In 1987, Congress amended the Clean Water Act to address the threat of pollution carried into nearby surface waters, such as drainage systems, streams and reservoirs, by stormwater runoff. Among other things, pollutants from stormwater runoff can result in the deterioration of local water supply systems. Under the new regulations, discharge resulting from commercial or industrial activities which disturb more than five acres of land require a permit. 33 U.S.C. § 1342(p).
In New York the DEC issued the DEC State Pollution Discharge Elimination System General Permit for Stormwater Construction Activities, permit GP-93-06 ("the General Permit") in 1993. The General Permit requires that permittees prepare a Stormwater Pollution Prevention Plan ("SWPPP") which must include detailed descriptions of plans for erosion and sediment controls, monitoring, and recordkeeping.
The General Permit prohibits all discharges associated with industrial activity that it does not expressly authorize. The General Permit enforces these standards by a Duty to Comply Requirement, which obligates owners to comply with terms of the SWPPP. Under the Permit, "Any Permit noncompliance constitutes a violation of the Clean Water Act . . . and is grounds for an Enforcement Action." GP-93-06 § VA.

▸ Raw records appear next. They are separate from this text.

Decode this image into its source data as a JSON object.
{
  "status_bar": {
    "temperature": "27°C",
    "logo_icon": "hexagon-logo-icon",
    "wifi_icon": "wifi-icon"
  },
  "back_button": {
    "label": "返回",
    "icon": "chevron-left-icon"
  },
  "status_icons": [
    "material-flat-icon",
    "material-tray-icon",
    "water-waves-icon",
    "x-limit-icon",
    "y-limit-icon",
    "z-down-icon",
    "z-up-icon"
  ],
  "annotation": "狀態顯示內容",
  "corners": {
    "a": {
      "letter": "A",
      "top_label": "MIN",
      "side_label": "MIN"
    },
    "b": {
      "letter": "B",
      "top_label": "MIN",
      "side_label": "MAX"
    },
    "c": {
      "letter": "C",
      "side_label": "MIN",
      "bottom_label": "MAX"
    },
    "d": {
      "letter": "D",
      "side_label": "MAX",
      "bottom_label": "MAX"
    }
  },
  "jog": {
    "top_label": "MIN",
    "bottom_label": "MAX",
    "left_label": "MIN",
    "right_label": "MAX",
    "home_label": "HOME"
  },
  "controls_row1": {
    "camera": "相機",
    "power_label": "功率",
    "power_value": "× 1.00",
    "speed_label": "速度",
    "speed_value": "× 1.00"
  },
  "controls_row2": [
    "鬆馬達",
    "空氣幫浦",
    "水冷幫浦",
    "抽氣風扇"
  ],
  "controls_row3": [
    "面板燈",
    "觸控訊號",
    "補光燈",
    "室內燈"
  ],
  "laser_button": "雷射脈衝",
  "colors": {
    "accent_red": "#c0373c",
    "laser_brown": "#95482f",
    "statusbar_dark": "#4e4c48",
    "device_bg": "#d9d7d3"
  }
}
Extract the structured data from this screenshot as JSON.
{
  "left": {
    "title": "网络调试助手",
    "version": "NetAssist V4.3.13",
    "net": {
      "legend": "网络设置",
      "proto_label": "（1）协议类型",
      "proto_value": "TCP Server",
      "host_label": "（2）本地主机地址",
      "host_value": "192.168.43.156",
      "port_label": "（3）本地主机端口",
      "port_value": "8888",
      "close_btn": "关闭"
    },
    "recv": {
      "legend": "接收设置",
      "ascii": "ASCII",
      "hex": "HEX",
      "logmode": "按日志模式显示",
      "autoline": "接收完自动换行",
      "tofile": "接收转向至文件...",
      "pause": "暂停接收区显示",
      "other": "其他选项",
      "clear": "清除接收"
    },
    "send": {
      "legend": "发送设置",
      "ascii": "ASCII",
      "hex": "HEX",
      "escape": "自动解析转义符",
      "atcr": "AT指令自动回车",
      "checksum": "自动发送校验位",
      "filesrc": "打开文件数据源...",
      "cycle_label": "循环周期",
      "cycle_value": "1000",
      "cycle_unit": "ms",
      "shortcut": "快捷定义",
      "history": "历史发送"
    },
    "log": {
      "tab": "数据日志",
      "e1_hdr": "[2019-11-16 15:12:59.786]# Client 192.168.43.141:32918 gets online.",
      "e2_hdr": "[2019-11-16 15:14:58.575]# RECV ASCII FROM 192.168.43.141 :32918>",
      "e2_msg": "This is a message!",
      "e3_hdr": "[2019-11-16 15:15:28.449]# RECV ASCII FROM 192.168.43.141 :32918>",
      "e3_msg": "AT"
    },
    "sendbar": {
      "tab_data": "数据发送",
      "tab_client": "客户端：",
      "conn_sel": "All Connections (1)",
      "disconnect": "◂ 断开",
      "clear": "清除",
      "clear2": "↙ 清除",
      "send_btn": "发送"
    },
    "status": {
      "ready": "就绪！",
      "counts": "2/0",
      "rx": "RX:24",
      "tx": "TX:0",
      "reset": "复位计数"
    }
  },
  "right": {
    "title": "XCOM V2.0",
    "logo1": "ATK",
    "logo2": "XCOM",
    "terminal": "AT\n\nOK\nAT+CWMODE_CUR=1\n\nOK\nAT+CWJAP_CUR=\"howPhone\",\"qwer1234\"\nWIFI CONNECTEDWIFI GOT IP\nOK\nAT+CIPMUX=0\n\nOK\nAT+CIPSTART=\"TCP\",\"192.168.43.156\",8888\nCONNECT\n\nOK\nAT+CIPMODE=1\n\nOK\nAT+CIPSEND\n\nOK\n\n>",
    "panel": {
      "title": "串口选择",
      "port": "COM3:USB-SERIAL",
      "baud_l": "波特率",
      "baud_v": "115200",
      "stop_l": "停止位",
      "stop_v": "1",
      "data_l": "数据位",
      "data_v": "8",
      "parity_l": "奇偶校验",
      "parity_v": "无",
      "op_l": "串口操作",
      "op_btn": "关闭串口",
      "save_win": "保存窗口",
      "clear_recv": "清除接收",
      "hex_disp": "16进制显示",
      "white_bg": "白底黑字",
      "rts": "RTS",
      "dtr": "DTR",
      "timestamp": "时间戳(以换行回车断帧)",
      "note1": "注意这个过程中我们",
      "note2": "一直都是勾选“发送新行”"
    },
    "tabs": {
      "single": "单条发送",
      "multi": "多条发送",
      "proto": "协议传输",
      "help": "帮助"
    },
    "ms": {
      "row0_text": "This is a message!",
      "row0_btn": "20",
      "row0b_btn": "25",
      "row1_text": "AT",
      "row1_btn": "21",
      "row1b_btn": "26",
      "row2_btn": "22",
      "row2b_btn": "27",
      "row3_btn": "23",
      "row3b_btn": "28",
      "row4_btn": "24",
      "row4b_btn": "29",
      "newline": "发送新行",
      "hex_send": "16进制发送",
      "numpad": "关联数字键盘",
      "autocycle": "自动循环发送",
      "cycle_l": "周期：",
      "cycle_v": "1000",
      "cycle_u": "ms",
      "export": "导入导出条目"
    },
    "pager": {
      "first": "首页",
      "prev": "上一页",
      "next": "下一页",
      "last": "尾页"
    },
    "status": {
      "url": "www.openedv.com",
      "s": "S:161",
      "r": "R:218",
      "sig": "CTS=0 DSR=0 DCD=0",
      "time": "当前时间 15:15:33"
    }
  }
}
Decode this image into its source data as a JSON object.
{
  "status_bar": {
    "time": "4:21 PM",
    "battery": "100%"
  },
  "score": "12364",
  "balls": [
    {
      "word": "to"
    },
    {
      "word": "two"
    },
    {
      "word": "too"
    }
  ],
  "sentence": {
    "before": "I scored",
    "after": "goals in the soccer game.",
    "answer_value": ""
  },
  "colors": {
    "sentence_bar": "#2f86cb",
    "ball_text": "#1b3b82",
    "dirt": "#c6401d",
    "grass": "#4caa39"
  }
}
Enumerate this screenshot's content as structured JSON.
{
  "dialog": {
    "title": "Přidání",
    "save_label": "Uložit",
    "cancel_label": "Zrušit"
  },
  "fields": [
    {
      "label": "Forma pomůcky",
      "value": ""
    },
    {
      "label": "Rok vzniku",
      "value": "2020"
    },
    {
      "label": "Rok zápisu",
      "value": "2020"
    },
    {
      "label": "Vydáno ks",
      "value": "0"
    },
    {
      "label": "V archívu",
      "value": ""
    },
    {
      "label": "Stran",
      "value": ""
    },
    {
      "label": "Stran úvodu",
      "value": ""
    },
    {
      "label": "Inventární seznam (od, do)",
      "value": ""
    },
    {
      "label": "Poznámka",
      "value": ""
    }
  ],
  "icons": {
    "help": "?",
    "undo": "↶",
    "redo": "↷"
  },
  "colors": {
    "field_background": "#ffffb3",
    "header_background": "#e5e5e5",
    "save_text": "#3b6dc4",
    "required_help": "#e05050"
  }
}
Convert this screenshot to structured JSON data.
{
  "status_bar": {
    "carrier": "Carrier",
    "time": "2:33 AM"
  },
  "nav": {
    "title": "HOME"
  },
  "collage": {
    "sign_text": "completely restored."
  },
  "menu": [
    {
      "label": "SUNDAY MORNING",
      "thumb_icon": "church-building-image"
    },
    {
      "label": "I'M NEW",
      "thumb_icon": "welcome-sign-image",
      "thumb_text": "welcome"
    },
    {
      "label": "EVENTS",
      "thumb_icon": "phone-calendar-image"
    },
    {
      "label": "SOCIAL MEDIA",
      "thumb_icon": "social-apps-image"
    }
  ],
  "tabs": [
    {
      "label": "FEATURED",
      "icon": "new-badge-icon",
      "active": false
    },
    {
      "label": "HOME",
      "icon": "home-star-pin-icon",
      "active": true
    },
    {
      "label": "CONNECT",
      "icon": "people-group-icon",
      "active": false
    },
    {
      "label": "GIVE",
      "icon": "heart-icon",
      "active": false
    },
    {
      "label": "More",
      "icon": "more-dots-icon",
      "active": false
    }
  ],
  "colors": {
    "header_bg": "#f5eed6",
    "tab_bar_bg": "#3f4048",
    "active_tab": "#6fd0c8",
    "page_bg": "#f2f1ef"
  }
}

The General Permit requires that any person intending to "disturb five or more acres of land must submit a Notice of Intent ("NOI") to be in accordance with the requirements of [the General Permit] at least two days prior to the commencement of construction activities." GP-93-06 § IE. The General Permit further requires that the permittee submit a copy of the SWPPP to the local governing body and "any other authorized agency having regulatory control over the construction activity." GP-93-06 § IIIA.
B. Project History
This is not the first proceeding in which the City has expressed its objections to Defendants' project, and, in particular, to its potential impact on the City's water supply. For the past three years, the City has opposed Defendants' plans in various environmental proceedings. The golf club has previously undergone a full environmental review pursuant to the State Environmental Quality Review Act. Defendants have submitted a Draft Environmental Impact Statement and a Final Environmental Impact Statement in July, 1991. The golf club was also reviewed by the Town of Somers Planning Board which granted preliminary approval in December 1991 and final approval in November 1993. The Somers Zoning Board of Appeals granted Defendants a zoning variance in June 1992.
In addition to the approval of agencies of the Town of Somers, the golf project needed to obtain several state permits, including a state wetlands permit from the DEC since the runoff from the construction activity would pass through a wetlands area before reaching the streams and reservoirs. The City opposed Defendants' application for a wetlands permit, contending, in large part, that it did not include adequate erosion and sedimentation control measures and did not properly address the problem of stormwater runoff. Notwithstanding the City's opposition, on May 10, 1993, the DEC issued Defendants a Wetlands Permit and other state permits, including a Protection of Waters Permit under Article 15 of the New York State Environmental Conservation Law and a Water Quality Certificate under Section 401 of the Clean Water Act. 33 U.S.C. § 1341.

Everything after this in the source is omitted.